Will to Know Lectures - 16 Dec. 1970 & 6 Jan. 1971
First we aired out our questions:
- 26 - Is the Kantian dilemma the same as the transcendental-empirical?
- 24-25 - How is truth different from knowledge?
- 27 - What does Foucault mean by Nietzsche's "positivism"?
- What is the relationship between the Kantian dilemma and sophism?
- 38 - What is Aristotle excluding in order to make philosophical knowledge possible?
- 31-32 - What does it mean to say that "truth...is in principle linked to knowledge, but both exist in a relation to each other of both support and exclusion"?

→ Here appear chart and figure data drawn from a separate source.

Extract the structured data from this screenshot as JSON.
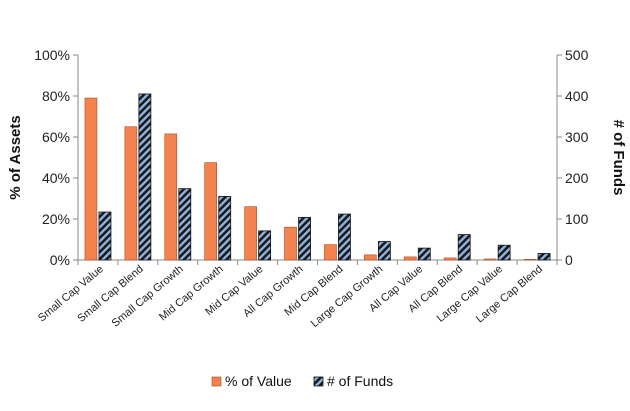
{
  "chart_data": {
    "type": "bar",
    "categories": [
      "Small Cap Value",
      "Small Cap Blend",
      "Small Cap Growth",
      "Mid Cap Growth",
      "Mid Cap Value",
      "All Cap Growth",
      "Mid Cap Blend",
      "Large Cap Growth",
      "All Cap Value",
      "All Cap Blend",
      "Large Cap Value",
      "Large Cap Blend"
    ],
    "series": [
      {
        "name": "% of Value",
        "axis": "left",
        "values": [
          79,
          65,
          61.5,
          47.5,
          26,
          16,
          7.5,
          2.5,
          1.5,
          1,
          0.5,
          0.3
        ],
        "color": "#F4824F"
      },
      {
        "name": "# of Funds",
        "axis": "right",
        "values": [
          117,
          405,
          174,
          155,
          71,
          104,
          112,
          45,
          29,
          62,
          36,
          16
        ],
        "color": "#1a1a1a",
        "hatch_color": "#8EB4E3"
      }
    ],
    "left_axis": {
      "label": "% of Assets",
      "ylim": [
        0,
        100
      ],
      "ticks": [
        "0%",
        "20%",
        "40%",
        "60%",
        "80%",
        "100%"
      ]
    },
    "right_axis": {
      "label": "# of Funds",
      "ylim": [
        0,
        500
      ],
      "ticks": [
        "0",
        "100",
        "200",
        "300",
        "400",
        "500"
      ]
    },
    "legend": {
      "position": "bottom"
    },
    "grid": false
  }
}
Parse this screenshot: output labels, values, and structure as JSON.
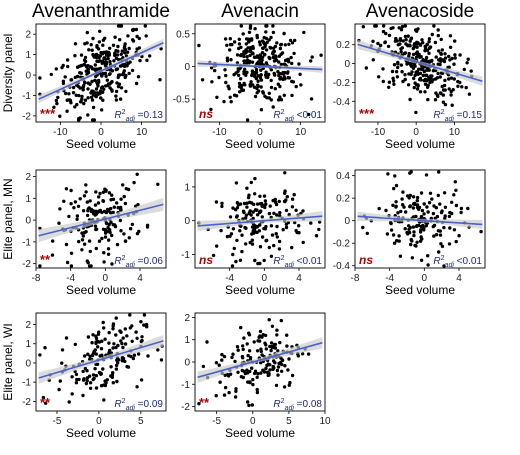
{
  "colors": {
    "point": "#000000",
    "fit_line": "#4a63c8",
    "ci_band": "#c9c9c9",
    "significance": "#b30000",
    "r2_text": "#1a2c7a"
  },
  "chart_data": [
    {
      "type": "scatter",
      "row": 0,
      "col": 0,
      "column_title": "Avenanthramide",
      "row_label": "Diversity panel",
      "xlabel": "Seed volume",
      "xlim": [
        -16,
        16
      ],
      "ylim": [
        -2.3,
        2.5
      ],
      "xticks": [
        -10,
        0,
        10
      ],
      "xtick_labels": [
        "-10",
        "0",
        "10"
      ],
      "yticks": [
        -2,
        -1,
        0,
        1,
        2
      ],
      "ytick_labels": [
        "-2",
        "-1",
        "0",
        "1",
        "2"
      ],
      "fit": {
        "slope": 0.09,
        "intercept": 0.2,
        "ci": 0.2
      },
      "significance": "***",
      "r2_label": "=0.13",
      "n_points": 300
    },
    {
      "type": "scatter",
      "row": 0,
      "col": 1,
      "column_title": "Avenacin",
      "row_label": "",
      "xlabel": "Seed volume",
      "xlim": [
        -16,
        16
      ],
      "ylim": [
        -0.85,
        0.65
      ],
      "xticks": [
        -10,
        0,
        10
      ],
      "xtick_labels": [
        "-10",
        "0",
        "10"
      ],
      "yticks": [
        -0.5,
        0,
        0.5
      ],
      "ytick_labels": [
        "-0.5",
        "0",
        "0.5"
      ],
      "fit": {
        "slope": -0.003,
        "intercept": 0.0,
        "ci": 0.05
      },
      "significance": "ns",
      "r2_label": "<0.01",
      "n_points": 300
    },
    {
      "type": "scatter",
      "row": 0,
      "col": 2,
      "column_title": "Avenacoside",
      "row_label": "",
      "xlabel": "Seed volume",
      "xlim": [
        -16,
        18
      ],
      "ylim": [
        -0.62,
        0.42
      ],
      "xticks": [
        -10,
        0,
        10
      ],
      "xtick_labels": [
        "-10",
        "0",
        "10"
      ],
      "yticks": [
        -0.4,
        -0.2,
        0,
        0.2
      ],
      "ytick_labels": [
        "-0.4",
        "-0.2",
        "0",
        "0.2"
      ],
      "fit": {
        "slope": -0.012,
        "intercept": 0.02,
        "ci": 0.05
      },
      "significance": "***",
      "r2_label": "=0.15",
      "n_points": 300
    },
    {
      "type": "scatter",
      "row": 1,
      "col": 0,
      "column_title": "",
      "row_label": "Elite panel, MN",
      "xlabel": "Seed volume",
      "xlim": [
        -8,
        7
      ],
      "ylim": [
        -2.2,
        2.3
      ],
      "xticks": [
        -8,
        -4,
        0,
        4
      ],
      "xtick_labels": [
        "-8",
        "-4",
        "0",
        "4"
      ],
      "yticks": [
        -2,
        -1,
        0,
        1,
        2
      ],
      "ytick_labels": [
        "-2",
        "-1",
        "0",
        "1",
        "2"
      ],
      "fit": {
        "slope": 0.1,
        "intercept": 0.05,
        "ci": 0.3
      },
      "significance": "**",
      "r2_label": "=0.06",
      "n_points": 170
    },
    {
      "type": "scatter",
      "row": 1,
      "col": 1,
      "column_title": "",
      "row_label": "",
      "xlabel": "Seed volume",
      "xlim": [
        -8,
        7
      ],
      "ylim": [
        -1.4,
        1.5
      ],
      "xticks": [
        -4,
        0,
        4
      ],
      "xtick_labels": [
        "-4",
        "0",
        "4"
      ],
      "yticks": [
        -1,
        0,
        1
      ],
      "ytick_labels": [
        "-1",
        "0",
        "1"
      ],
      "fit": {
        "slope": 0.02,
        "intercept": 0.0,
        "ci": 0.15
      },
      "significance": "ns",
      "r2_label": "<0.01",
      "n_points": 170
    },
    {
      "type": "scatter",
      "row": 1,
      "col": 2,
      "column_title": "",
      "row_label": "",
      "xlabel": "Seed volume",
      "xlim": [
        -8,
        7
      ],
      "ylim": [
        -0.42,
        0.45
      ],
      "xticks": [
        -8,
        -4,
        0,
        4
      ],
      "xtick_labels": [
        "-8",
        "-4",
        "0",
        "4"
      ],
      "yticks": [
        -0.4,
        -0.2,
        0,
        0.2,
        0.4
      ],
      "ytick_labels": [
        "-0.4",
        "-0.2",
        "0",
        "0.2",
        "0.4"
      ],
      "fit": {
        "slope": -0.005,
        "intercept": 0.0,
        "ci": 0.04
      },
      "significance": "ns",
      "r2_label": "<0.01",
      "n_points": 170
    },
    {
      "type": "scatter",
      "row": 2,
      "col": 0,
      "column_title": "",
      "row_label": "Elite panel, WI",
      "xlabel": "Seed volume",
      "xlim": [
        -7.5,
        8
      ],
      "ylim": [
        -2.5,
        2.6
      ],
      "xticks": [
        -5,
        0,
        5
      ],
      "xtick_labels": [
        "-5",
        "0",
        "5"
      ],
      "yticks": [
        -2,
        -1,
        0,
        1,
        2
      ],
      "ytick_labels": [
        "-2",
        "-1",
        "0",
        "1",
        "2"
      ],
      "fit": {
        "slope": 0.13,
        "intercept": 0.15,
        "ci": 0.3
      },
      "significance": "**",
      "r2_label": "=0.09",
      "n_points": 170
    },
    {
      "type": "scatter",
      "row": 2,
      "col": 1,
      "column_title": "",
      "row_label": "",
      "xlabel": "Seed volume",
      "xlim": [
        -8,
        10
      ],
      "ylim": [
        -2.2,
        2.2
      ],
      "xticks": [
        -5,
        0,
        5,
        10
      ],
      "xtick_labels": [
        "-5",
        "0",
        "5",
        "10"
      ],
      "yticks": [
        -2,
        -1,
        0,
        1,
        2
      ],
      "ytick_labels": [
        "-2",
        "-1",
        "0",
        "1",
        "2"
      ],
      "fit": {
        "slope": 0.09,
        "intercept": 0.0,
        "ci": 0.25
      },
      "significance": "**",
      "r2_label": "=0.08",
      "n_points": 170
    }
  ]
}
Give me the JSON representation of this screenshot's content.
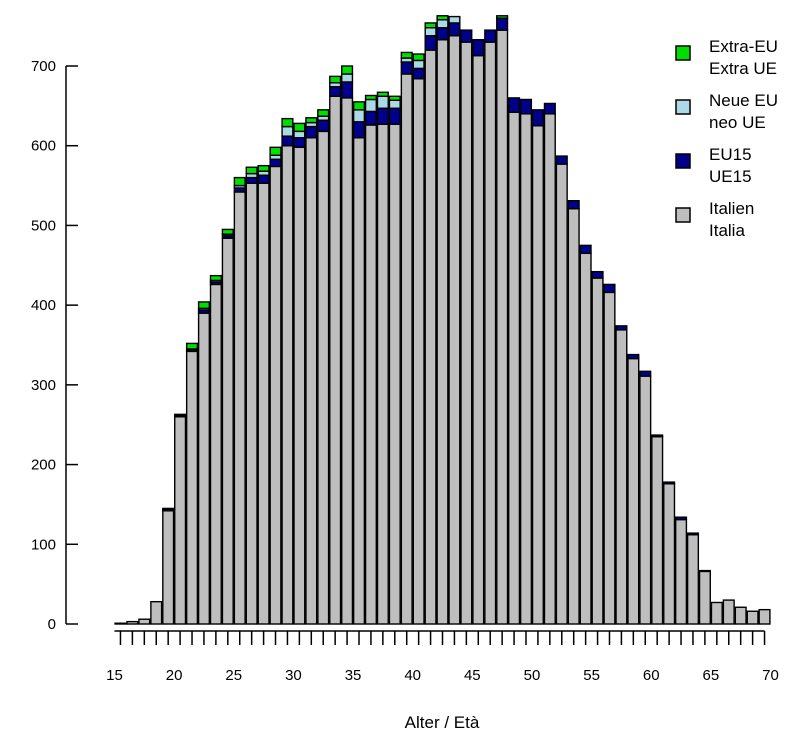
{
  "chart_data": {
    "type": "bar",
    "stacked": true,
    "xlabel": "Alter / Età",
    "ylabel": "",
    "ylim": [
      0,
      760
    ],
    "yticks": [
      0,
      100,
      200,
      300,
      400,
      500,
      600,
      700
    ],
    "xticks": [
      15,
      20,
      25,
      30,
      35,
      40,
      45,
      50,
      55,
      60,
      65,
      70
    ],
    "grid": false,
    "legend_position": "top-right",
    "categories": [
      15,
      16,
      17,
      18,
      19,
      20,
      21,
      22,
      23,
      24,
      25,
      26,
      27,
      28,
      29,
      30,
      31,
      32,
      33,
      34,
      35,
      36,
      37,
      38,
      39,
      40,
      41,
      42,
      43,
      44,
      45,
      46,
      47,
      48,
      49,
      50,
      51,
      52,
      53,
      54,
      55,
      56,
      57,
      58,
      59,
      60,
      61,
      62,
      63,
      64,
      65,
      66,
      67,
      68,
      69
    ],
    "series": [
      {
        "name": "Italien\nItalia",
        "color": "#bebebe",
        "values": [
          1,
          3,
          6,
          28,
          142,
          260,
          342,
          390,
          426,
          484,
          542,
          553,
          553,
          574,
          600,
          598,
          610,
          618,
          662,
          660,
          610,
          626,
          627,
          627,
          690,
          684,
          720,
          733,
          738,
          730,
          713,
          730,
          745,
          642,
          640,
          625,
          640,
          577,
          521,
          465,
          434,
          416,
          369,
          333,
          311,
          235,
          176,
          131,
          112,
          66,
          27,
          30,
          21,
          16,
          18
        ]
      },
      {
        "name": "EU15\nUE15",
        "color": "#00008b",
        "values": [
          0,
          0,
          0,
          0,
          2,
          2,
          2,
          4,
          3,
          3,
          5,
          7,
          10,
          9,
          12,
          12,
          14,
          14,
          12,
          20,
          20,
          17,
          20,
          20,
          15,
          13,
          18,
          15,
          16,
          15,
          20,
          15,
          15,
          18,
          18,
          20,
          13,
          10,
          10,
          10,
          8,
          10,
          5,
          5,
          6,
          2,
          2,
          3,
          2,
          1,
          0,
          0,
          0,
          0,
          0
        ]
      },
      {
        "name": "Neue EU\nneo UE",
        "color": "#add8e6",
        "values": [
          0,
          0,
          0,
          0,
          0,
          0,
          1,
          2,
          2,
          2,
          3,
          5,
          5,
          5,
          12,
          8,
          5,
          5,
          5,
          10,
          15,
          15,
          15,
          10,
          5,
          10,
          10,
          10,
          8,
          0,
          0,
          0,
          0,
          0,
          0,
          0,
          0,
          0,
          0,
          0,
          0,
          0,
          0,
          0,
          0,
          0,
          0,
          0,
          0,
          0,
          0,
          0,
          0,
          0,
          0
        ]
      },
      {
        "name": "Extra-EU\nExtra UE",
        "color": "#00dd00",
        "values": [
          0,
          0,
          0,
          0,
          1,
          1,
          7,
          8,
          6,
          6,
          10,
          8,
          7,
          10,
          10,
          10,
          6,
          8,
          8,
          10,
          10,
          5,
          5,
          5,
          7,
          8,
          6,
          5,
          0,
          0,
          0,
          0,
          3,
          0,
          0,
          0,
          0,
          0,
          0,
          0,
          0,
          0,
          0,
          0,
          0,
          0,
          0,
          0,
          0,
          0,
          0,
          0,
          0,
          0,
          0
        ]
      }
    ]
  }
}
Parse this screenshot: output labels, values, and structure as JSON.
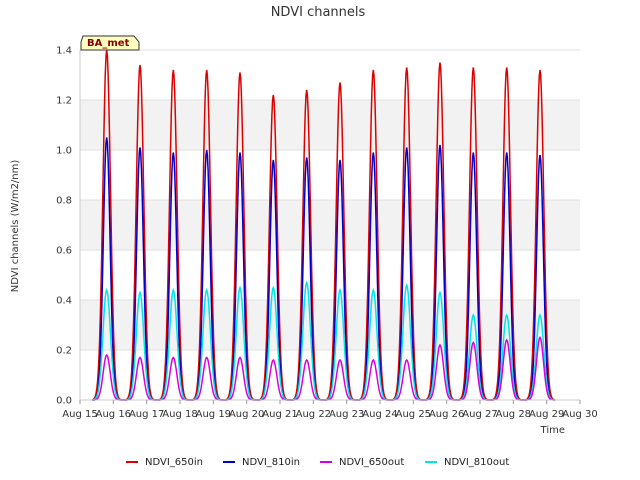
{
  "chart_data": {
    "type": "line",
    "title": "NDVI channels",
    "xlabel": "Time",
    "ylabel": "NDVI channels (W/m2/nm)",
    "ylim": [
      0,
      1.4
    ],
    "yticks": [
      "0.0",
      "0.2",
      "0.4",
      "0.6",
      "0.8",
      "1.0",
      "1.2",
      "1.4"
    ],
    "xlim": [
      15,
      30
    ],
    "xticks": [
      "Aug 15",
      "Aug 16",
      "Aug 17",
      "Aug 18",
      "Aug 19",
      "Aug 20",
      "Aug 21",
      "Aug 22",
      "Aug 23",
      "Aug 24",
      "Aug 25",
      "Aug 26",
      "Aug 27",
      "Aug 28",
      "Aug 29",
      "Aug 30"
    ],
    "grid": "horizontal bands",
    "legend_position": "bottom",
    "annotation": "BA_met",
    "day_peak_x": [
      15.8,
      16.8,
      17.8,
      18.8,
      19.8,
      20.8,
      21.8,
      22.8,
      23.8,
      24.8,
      25.8,
      26.8,
      27.8,
      28.8
    ],
    "series": [
      {
        "name": "NDVI_650in",
        "color": "#dd0000",
        "peaks": [
          1.4,
          1.34,
          1.32,
          1.32,
          1.31,
          1.22,
          1.24,
          1.27,
          1.32,
          1.33,
          1.35,
          1.33,
          1.33,
          1.32
        ]
      },
      {
        "name": "NDVI_810in",
        "color": "#0000cc",
        "peaks": [
          1.05,
          1.01,
          0.99,
          1.0,
          0.99,
          0.96,
          0.97,
          0.96,
          0.99,
          1.01,
          1.02,
          0.99,
          0.99,
          0.98
        ]
      },
      {
        "name": "NDVI_650out",
        "color": "#dd00dd",
        "peaks": [
          0.18,
          0.17,
          0.17,
          0.17,
          0.17,
          0.16,
          0.16,
          0.16,
          0.16,
          0.16,
          0.22,
          0.23,
          0.24,
          0.25
        ]
      },
      {
        "name": "NDVI_810out",
        "color": "#00e5e5",
        "peaks": [
          0.44,
          0.43,
          0.44,
          0.44,
          0.45,
          0.45,
          0.47,
          0.44,
          0.44,
          0.46,
          0.43,
          0.34,
          0.34,
          0.34
        ]
      }
    ]
  }
}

- 27 - Why does Foucault want to kill Spinoza?
Then worked through discussion:
- Spinoza seems to ground the quest for truth in the pursuit of happiness; for Aristotle, the quest for truth is simply the result of an innate desire. Both, Foucault seems to be arguing, are idealists, and therefore must be surpassed.
- Foucault seems to be excavating from both Aristotle and Spinoza the notion that knowledge is worth pursuing because it makes us happy.
- For Nietzsche, the desire for knowledge is simply one configuration that desire might take.
- Foucault talking about positivism in terms of Comte, most likely. Idea is that one can't assert anything without grounding it in empirics. Nietzsche, in Human, All Too Human, appears to be a positivist - Foucault is suggesting that Nietzsche has a positivist theme (but it needn't be overcome).
- Foucault suggests that the Sophist is "outside," in the history of philosophy. Meaning, possibly, that the Sophist rejects the identification of truth and knowledge.
- Aristotle accuses the sophists of excluding truth from debate, but Foucault is suggesting that Aristotle himself is attempting to exclude sophistical reasoning from debate.